Crónica de Paula Ferreira: “A minha praia”

(Fotografia: Juan Manuel Sanchez/Unsplash)
Junto à foz do Ave há um areal onde é sempre bom chegar. Esteja nortada ou nevoeiro, seja verão ou inverno. As praias da nossa vida são isto mesmo.

Fui surpreendida há dias por um amigo que olhou para uma foto que publiquei numa rede social e comentou, “estás no teu quintal”. Ele conhece-me há tantos anos, ainda do tempo dos grandes sonhos: connosco tudo iria ser diferente do mundo dos adultos que nos tolhiam a imaginação e os excessos.

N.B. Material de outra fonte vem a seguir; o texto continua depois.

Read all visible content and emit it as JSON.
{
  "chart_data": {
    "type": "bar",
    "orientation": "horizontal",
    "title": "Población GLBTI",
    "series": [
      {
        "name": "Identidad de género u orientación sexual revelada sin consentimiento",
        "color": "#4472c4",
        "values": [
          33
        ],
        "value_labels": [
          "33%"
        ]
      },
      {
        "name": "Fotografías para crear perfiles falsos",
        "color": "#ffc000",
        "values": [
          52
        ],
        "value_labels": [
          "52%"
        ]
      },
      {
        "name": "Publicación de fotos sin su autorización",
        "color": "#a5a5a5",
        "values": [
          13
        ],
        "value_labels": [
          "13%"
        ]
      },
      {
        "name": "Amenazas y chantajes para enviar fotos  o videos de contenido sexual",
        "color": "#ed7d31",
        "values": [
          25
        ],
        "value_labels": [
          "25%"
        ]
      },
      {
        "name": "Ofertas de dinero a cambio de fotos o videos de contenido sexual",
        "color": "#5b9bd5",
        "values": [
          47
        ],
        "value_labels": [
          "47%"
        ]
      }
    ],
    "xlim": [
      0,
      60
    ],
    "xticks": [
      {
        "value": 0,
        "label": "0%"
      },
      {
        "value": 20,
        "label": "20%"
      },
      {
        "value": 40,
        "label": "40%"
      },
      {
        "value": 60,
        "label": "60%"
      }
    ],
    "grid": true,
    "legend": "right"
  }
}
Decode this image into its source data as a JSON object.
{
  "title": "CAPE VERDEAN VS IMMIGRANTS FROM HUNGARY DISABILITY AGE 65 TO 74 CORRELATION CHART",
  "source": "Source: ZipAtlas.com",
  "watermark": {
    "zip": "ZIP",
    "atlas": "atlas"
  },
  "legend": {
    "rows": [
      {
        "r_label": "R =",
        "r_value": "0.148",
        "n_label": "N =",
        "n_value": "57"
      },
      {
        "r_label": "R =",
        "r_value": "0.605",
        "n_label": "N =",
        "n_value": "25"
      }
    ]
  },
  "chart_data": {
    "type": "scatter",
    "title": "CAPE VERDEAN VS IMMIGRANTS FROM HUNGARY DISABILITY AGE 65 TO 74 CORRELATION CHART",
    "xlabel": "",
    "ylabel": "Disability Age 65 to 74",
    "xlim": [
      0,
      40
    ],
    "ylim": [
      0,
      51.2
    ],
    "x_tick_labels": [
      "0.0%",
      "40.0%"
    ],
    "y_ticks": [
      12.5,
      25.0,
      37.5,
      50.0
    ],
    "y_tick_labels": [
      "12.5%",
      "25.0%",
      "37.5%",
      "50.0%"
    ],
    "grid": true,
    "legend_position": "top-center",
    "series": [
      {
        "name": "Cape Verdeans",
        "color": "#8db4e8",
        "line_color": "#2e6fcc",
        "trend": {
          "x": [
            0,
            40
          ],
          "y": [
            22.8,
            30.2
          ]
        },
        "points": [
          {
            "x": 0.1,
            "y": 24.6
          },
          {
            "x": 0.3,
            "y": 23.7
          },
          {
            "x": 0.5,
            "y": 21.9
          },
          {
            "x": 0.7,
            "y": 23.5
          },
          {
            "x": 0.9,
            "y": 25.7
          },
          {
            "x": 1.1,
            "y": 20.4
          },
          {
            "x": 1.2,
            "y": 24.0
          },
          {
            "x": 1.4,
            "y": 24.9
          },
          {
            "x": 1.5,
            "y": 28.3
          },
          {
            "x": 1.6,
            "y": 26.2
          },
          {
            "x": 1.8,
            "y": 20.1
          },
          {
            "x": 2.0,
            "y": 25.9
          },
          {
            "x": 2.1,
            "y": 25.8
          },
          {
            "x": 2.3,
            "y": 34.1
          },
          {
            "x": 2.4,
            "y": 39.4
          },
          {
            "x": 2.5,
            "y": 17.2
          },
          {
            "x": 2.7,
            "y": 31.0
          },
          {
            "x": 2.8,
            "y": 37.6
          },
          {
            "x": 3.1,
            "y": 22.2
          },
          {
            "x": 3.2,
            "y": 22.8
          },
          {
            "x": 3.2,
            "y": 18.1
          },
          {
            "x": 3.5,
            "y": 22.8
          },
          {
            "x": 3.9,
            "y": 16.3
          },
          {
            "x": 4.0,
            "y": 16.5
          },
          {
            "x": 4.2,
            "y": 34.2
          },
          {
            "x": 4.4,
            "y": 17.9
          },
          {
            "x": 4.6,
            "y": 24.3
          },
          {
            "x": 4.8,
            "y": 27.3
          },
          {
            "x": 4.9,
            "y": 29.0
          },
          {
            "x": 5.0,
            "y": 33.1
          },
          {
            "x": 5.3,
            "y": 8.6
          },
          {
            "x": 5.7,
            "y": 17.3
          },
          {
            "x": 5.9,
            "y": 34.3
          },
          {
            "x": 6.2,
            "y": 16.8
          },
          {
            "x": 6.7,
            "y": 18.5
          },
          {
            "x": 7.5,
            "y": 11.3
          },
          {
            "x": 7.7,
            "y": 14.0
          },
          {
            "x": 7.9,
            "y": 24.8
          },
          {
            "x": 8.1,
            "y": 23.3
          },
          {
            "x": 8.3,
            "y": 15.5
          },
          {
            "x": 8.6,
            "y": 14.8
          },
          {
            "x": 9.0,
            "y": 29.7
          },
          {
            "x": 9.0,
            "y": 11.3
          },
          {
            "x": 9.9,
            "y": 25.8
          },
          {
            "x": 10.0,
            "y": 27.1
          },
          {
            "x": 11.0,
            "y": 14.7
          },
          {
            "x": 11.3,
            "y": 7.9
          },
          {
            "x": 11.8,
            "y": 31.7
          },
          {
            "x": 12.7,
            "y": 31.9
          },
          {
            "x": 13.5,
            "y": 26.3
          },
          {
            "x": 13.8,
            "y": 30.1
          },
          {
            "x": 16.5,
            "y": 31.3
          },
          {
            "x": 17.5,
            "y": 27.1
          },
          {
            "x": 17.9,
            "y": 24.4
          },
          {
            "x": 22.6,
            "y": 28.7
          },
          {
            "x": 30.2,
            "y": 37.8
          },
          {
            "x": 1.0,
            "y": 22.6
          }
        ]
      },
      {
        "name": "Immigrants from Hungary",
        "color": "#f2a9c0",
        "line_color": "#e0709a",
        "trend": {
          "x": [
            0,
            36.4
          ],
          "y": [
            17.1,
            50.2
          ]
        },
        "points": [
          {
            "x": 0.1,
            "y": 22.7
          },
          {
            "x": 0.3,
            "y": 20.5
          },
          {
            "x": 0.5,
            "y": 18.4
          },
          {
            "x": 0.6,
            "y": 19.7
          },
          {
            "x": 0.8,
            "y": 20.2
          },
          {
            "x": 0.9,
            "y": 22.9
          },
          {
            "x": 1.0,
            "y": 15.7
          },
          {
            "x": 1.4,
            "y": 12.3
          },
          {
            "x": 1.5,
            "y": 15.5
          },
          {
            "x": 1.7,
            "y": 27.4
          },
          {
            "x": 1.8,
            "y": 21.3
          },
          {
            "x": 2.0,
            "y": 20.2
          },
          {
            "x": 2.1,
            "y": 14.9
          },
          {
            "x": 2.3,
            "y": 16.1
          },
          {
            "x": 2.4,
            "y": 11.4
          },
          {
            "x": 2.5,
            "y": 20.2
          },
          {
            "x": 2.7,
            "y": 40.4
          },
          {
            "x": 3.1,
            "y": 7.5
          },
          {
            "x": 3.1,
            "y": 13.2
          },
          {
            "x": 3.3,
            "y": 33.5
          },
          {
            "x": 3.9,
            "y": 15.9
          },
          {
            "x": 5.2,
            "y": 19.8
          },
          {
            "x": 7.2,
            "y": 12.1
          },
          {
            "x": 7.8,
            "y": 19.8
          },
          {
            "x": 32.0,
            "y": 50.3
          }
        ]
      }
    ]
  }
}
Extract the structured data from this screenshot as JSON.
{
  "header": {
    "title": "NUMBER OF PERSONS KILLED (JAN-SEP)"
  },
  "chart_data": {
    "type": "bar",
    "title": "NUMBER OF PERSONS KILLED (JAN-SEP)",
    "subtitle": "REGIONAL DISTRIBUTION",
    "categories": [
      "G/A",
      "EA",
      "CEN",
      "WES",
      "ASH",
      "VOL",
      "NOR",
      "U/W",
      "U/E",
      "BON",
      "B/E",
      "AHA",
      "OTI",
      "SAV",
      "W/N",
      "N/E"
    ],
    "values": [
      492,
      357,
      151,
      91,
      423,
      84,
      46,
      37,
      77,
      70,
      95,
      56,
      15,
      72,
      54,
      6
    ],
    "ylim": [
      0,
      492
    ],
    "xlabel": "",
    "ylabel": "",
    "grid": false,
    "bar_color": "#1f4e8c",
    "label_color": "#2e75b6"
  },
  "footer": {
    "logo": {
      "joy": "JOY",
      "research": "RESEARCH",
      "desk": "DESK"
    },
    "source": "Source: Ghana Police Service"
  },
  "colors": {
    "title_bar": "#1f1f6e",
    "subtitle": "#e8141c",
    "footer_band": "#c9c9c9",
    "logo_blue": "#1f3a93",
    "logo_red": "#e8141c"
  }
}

Afinal dei por mim a pensar, aquele bocado de praia é mesmo um pouco o meu quintal. Sempre por ali andei como se estivesse em casa, conhecendo, mesmo sem estabelecer qualquer tipo de relação, os que como eu dali fazem o seu espaço: vão quando o vento norte levanta a areia e o guarda-sol rola quase até ao mar (nesses dias há sempre uma duna a travar o vento, o sol no corpo estendido sobre a toalha a ouvir o silêncio). Os que não recuam mesmo se o nevoeiro oculte o mar e o passeio seja uma descoberta a cada passo, mesmo que para a água chegar à cintura seja preciso caminhar até ao fim do paredão, onde o Ave perde a doçura no encontro com o mar, e fica a ilusão de ser possível chegar à capelinha da Senhora da Guia na outra margem; também naqueles dias, quando as correntes criam lagoas onde devia ser praia e, por qualquer mistério da natureza, há peixes a cruzarem-se com as nossas pernas.

Esta é a praia para onde em crianças nos escapulíamos com o pretexto de ir ver o Bico, uma espécie de menir, na foz do rio, hoje encontra-se junto às dunas a demonstrar que os movimentos geológicos são lentos mas reais. Era ao Bico que íamos em bando, rente ao mar a molhar os pés, ver rapazes destemidos a nadar na foz do rio, o que tantas consumições provocava nas nossas mães. Mais tarde foi para aqui que fugi das multidões, de um areal carregado de barracas às riscas azuis e brancas, ocupadas por gente conhecida e que a rebeldia própria da adolescência obrigava a evitar. Lá longe onde o rio se encontra com o mar, não havia barracas, nem vigilantes, fossem os que nos protegiam do traiçoeiro oceano, fossem as vizinhas que adoravam ter uma história para contar.

É também a ela que recorro no inverno, para ver o mar e sentir o frio no rosto ou começar um longo passeio pela costa. E agora, em que me falta o tempo, consegui, numa manhã de início de Agosto, estender a toalha no meu quintal. E de repente dei por mim a descobrir, mesmo em agosto, ele era quase só meu.